I have some code that is really slow. I knew it would be and now it is. Basically, I am reading files from a bunch of directories. The file names change but the data does not. To determine if I have read the file, I am hashing it's bytes and comparing that to a list of hashes of already processed files. There are about 1000 files in each directory, and figuring out what's new in each directory takes a good minute or so (and then the processing starts).
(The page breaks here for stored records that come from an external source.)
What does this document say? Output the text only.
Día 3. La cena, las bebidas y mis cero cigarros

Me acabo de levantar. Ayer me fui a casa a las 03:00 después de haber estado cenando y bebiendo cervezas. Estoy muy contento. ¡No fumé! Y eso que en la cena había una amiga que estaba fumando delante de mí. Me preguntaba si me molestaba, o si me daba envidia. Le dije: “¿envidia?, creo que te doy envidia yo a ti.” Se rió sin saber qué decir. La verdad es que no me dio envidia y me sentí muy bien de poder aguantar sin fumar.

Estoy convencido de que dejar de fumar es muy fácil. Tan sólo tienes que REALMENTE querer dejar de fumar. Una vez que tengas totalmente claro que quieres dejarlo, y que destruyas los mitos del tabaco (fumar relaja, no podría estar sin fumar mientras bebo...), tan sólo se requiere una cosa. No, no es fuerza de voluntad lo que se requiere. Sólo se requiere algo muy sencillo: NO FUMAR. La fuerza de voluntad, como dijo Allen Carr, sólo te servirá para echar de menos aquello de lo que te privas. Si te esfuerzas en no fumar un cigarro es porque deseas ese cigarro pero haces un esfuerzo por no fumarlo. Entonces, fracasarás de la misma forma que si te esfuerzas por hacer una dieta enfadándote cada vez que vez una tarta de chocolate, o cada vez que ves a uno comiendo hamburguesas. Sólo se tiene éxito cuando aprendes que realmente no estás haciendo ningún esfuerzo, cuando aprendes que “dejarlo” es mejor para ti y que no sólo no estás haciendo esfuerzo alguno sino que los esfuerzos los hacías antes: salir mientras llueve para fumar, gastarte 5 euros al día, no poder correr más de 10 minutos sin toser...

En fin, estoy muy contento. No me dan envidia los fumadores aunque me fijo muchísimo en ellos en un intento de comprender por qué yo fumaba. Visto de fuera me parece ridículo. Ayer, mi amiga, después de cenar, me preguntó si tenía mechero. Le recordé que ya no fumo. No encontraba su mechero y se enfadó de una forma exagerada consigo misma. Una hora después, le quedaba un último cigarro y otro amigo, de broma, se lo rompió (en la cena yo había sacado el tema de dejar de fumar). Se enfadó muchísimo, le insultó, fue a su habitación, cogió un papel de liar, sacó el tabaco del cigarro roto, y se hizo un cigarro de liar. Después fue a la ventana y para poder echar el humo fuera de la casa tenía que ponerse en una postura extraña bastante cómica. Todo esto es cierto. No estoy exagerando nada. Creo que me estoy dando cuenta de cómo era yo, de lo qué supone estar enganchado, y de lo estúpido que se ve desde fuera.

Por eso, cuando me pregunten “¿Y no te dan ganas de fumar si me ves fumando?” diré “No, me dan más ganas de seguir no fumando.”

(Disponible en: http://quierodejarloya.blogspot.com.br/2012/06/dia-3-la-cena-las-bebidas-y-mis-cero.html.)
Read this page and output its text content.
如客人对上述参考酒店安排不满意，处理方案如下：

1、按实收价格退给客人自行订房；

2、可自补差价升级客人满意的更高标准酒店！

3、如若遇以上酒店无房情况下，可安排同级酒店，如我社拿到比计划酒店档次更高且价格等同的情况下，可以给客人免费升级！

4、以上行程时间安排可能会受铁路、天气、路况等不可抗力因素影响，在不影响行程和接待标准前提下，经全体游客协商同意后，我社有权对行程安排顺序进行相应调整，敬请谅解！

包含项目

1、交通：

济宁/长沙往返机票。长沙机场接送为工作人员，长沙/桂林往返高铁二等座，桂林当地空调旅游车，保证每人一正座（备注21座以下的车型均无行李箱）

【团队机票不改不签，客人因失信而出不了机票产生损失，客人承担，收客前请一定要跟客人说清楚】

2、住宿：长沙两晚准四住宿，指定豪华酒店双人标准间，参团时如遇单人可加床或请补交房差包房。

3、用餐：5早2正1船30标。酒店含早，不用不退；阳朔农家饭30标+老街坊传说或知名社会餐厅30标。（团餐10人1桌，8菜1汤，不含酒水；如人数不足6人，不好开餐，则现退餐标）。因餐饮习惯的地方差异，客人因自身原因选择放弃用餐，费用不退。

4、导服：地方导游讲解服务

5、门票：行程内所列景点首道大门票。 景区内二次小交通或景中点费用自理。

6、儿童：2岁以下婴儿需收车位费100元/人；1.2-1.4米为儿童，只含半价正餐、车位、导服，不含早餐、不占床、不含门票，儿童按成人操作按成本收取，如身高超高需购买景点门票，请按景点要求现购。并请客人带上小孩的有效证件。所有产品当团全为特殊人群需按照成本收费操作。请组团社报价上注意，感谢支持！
Here's the basic code:
public static class ProgramExtensions
{
public static byte[] ToSHA256Hash(this FileInfo file)
{
using (FileStream fs = new FileStream(file.FullName, FileMode.Open))
{
using (SHA256 hasher = new SHA256Managed())
{
return hasher.ComputeHash(fs);
}
}
}
public static string ToHexString(this byte[] p)
{
char[] c = new char[p.Length * 2 + 2];
byte b;
c[0] = '0'; c[1] = 'x';
for (int y = 0, x = 2; y < p.Length; ++y, ++x)
{
b = ((byte)(p[y] >> 4));
c[x] = (char)(b > 9 ? b + 0x37 : b + 0x30);
b = ((byte)(p[y] & 0xF));
c[++x] = (char)(b > 9 ? b + 0x37 : b + 0x30);
}
return new string(c);
}
}
class Program
{
static void Main(string[] args)
{
var allFiles = new DirectoryInfo("c:\\temp").GetFiles("*.*");
List<string> readFileHashes = GetReadFileHashes();
List<FileInfo> filesToRead = new List<FileInfo>();
foreach (var file in allFiles)
{
if (readFileHashes.Contains(file.ToSHA256Hash().ToHexString()))
filesToRead.Add(file);
}
//read new files
}
}
Is there anyway I can speed this up?